If the enricher is OK, the starter cranks the engine, there's gas, the carb is clean and there's a spark then there may be an engine problem. You need to check the cylinder compression. You need a compression tester to do this. It screws in instead of the spark plug and measures cylinder pressure. When you crank the engine you should see a reading of around 140 psi or more. If it's 100 psi or less there's likely an engine problem (bad valve, bad piston, failed piston rings) which will need the engine taken apart to find.

Probably the most common problems leading to starting problems are a weak or dead battery or carburetor problems due to bad adjustment or build up of gummy deposits. Carburetor problems usually come on slowly though. If the bike is fine one day and refuses to start the next day, I'd first suspect an electrical problem (unless you just filled it with bad gas).

"Bad Gas" is usually wet gas, i.e. gas with water in it. You can also get water in the tank if you leave the bike out in the rain and the gas cap seal is bad. If either of these things happen the water sinks to the bottom of the tank, then when you switch to reserve you suck that water into the carbs and the bike stops running. You can tell if this is your problem by draining the carb float bowls. Each one has a drain port and a screw. Open the screw and gas (or whatever is in the float bowls) will come out of the drain port. If you catch whatever comes out in a glass jar, you will see if there is any water there because it will form a clear layer in the bottom of the jar. You can then clean out your gas tank! If nothing comes out of the float bowls (or just a few drips), it means you have some sort of fuel supply problem (blocked hose, bad petcock etc). Note: if the carb bowls have been drained, it will often take up to 30 seconds of cranking to allow them to fill back up to the point at which the bike will start.

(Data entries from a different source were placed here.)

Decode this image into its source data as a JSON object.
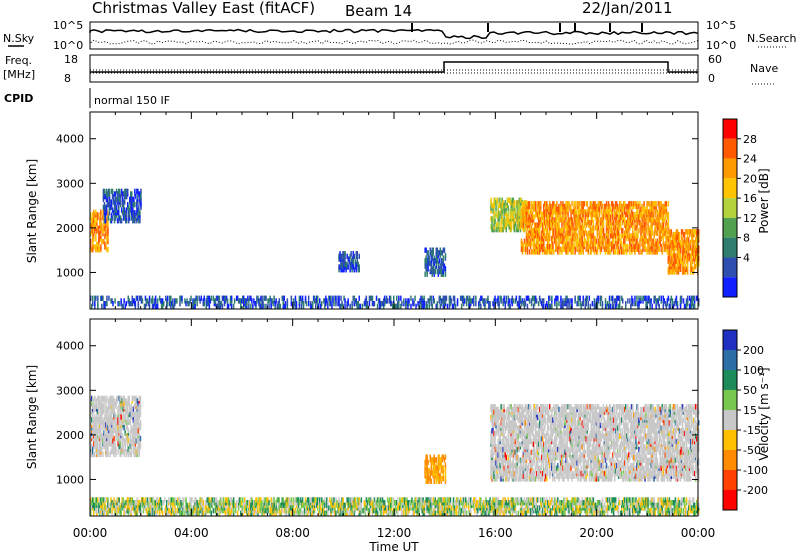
{
  "header": {
    "title": "Christmas Valley East (fitACF)",
    "beam": "Beam 14",
    "date": "22/Jan/2011"
  },
  "panel_labels": {
    "nsky": "N.Sky",
    "nsearch": "N.Search",
    "freq": "Freq.",
    "freq_unit": "[MHz]",
    "nave": "Nave",
    "cpid": "CPID",
    "mode": "normal 150 IF"
  },
  "noise_axis": {
    "left_top": "10^5",
    "left_bottom": "10^0",
    "right_top": "10^5",
    "right_bottom": "10^0"
  },
  "freq_axis": {
    "left_top": "18",
    "left_bottom": "8",
    "right_top": "60",
    "right_bottom": "0"
  },
  "time_axis": {
    "label": "Time UT",
    "ticks": [
      "00:00",
      "04:00",
      "08:00",
      "12:00",
      "16:00",
      "20:00",
      "00:00"
    ]
  },
  "power_colorbar": {
    "label": "Power [dB]",
    "ticks": [
      "28",
      "24",
      "20",
      "16",
      "12",
      "8",
      "4"
    ],
    "colors": [
      "#ff0000",
      "#ff5a00",
      "#ff9a00",
      "#ffc400",
      "#b4d23c",
      "#50a050",
      "#2e7d6e",
      "#2f4fb0",
      "#1020ff"
    ]
  },
  "velocity_colorbar": {
    "label": "Velocity [m s⁻¹]",
    "ticks": [
      "200",
      "100",
      "50",
      "15",
      "-15",
      "-50",
      "-100",
      "-200"
    ],
    "colors": [
      "#2030c0",
      "#2e6ea6",
      "#1e8c5a",
      "#78c850",
      "#c8c8c8",
      "#ffc000",
      "#ff8c00",
      "#ff4000",
      "#ff0000"
    ]
  },
  "chart_data": [
    {
      "type": "heatmap",
      "title": "Power",
      "xlabel": "Time UT",
      "ylabel": "Slant Range [km]",
      "xlim": [
        0,
        24
      ],
      "ylim": [
        180,
        4600
      ],
      "yticks": [
        1000,
        2000,
        3000,
        4000
      ],
      "colorbar_label": "Power [dB]",
      "regions": [
        {
          "t": [
            0.0,
            0.7
          ],
          "range": [
            1450,
            2300
          ],
          "level": "high"
        },
        {
          "t": [
            0.5,
            2.0
          ],
          "range": [
            2100,
            2800
          ],
          "level": "low"
        },
        {
          "t": [
            9.8,
            10.6
          ],
          "range": [
            1000,
            1400
          ],
          "level": "low"
        },
        {
          "t": [
            13.2,
            14.0
          ],
          "range": [
            900,
            1500
          ],
          "level": "low"
        },
        {
          "t": [
            15.8,
            17.2
          ],
          "range": [
            1900,
            2600
          ],
          "level": "mid"
        },
        {
          "t": [
            17.0,
            22.8
          ],
          "range": [
            1400,
            2500
          ],
          "level": "high"
        },
        {
          "t": [
            22.8,
            24.0
          ],
          "range": [
            950,
            1900
          ],
          "level": "high"
        },
        {
          "t": [
            0.0,
            24.0
          ],
          "range": [
            180,
            400
          ],
          "level": "low"
        }
      ]
    },
    {
      "type": "heatmap",
      "title": "Velocity",
      "xlabel": "Time UT",
      "ylabel": "Slant Range [km]",
      "xlim": [
        0,
        24
      ],
      "ylim": [
        180,
        4600
      ],
      "yticks": [
        1000,
        2000,
        3000,
        4000
      ],
      "colorbar_label": "Velocity [m s⁻¹]",
      "regions": [
        {
          "t": [
            0.0,
            2.0
          ],
          "range": [
            1500,
            2800
          ],
          "velocity": "-15 to 15"
        },
        {
          "t": [
            13.2,
            14.0
          ],
          "range": [
            900,
            1500
          ],
          "velocity": "-100 to -50"
        },
        {
          "t": [
            15.8,
            24.0
          ],
          "range": [
            950,
            2600
          ],
          "velocity": "-15 to 15"
        },
        {
          "t": [
            0.0,
            24.0
          ],
          "range": [
            180,
            500
          ],
          "velocity": "-50 to 50"
        }
      ]
    }
  ]
}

Sometimes changing the plugs can help, even if they seem to be sparking OK. I don't know why this works, but sometimes it just does. So new plugs would come before tearing apart the engine! You may also get a reluctant bike to start better if you jump start it from a car. The car battery has a larger capacity and may be able to spin the starter faster and for longer (though you shouldn't hold the starter button in for more than about 5 seconds on each attempt to avoid overheating it). When jump starting from a car, don't leave the car engine running. The car's electrical system can supply a lot more current then the bike's battery is capable of safely taking.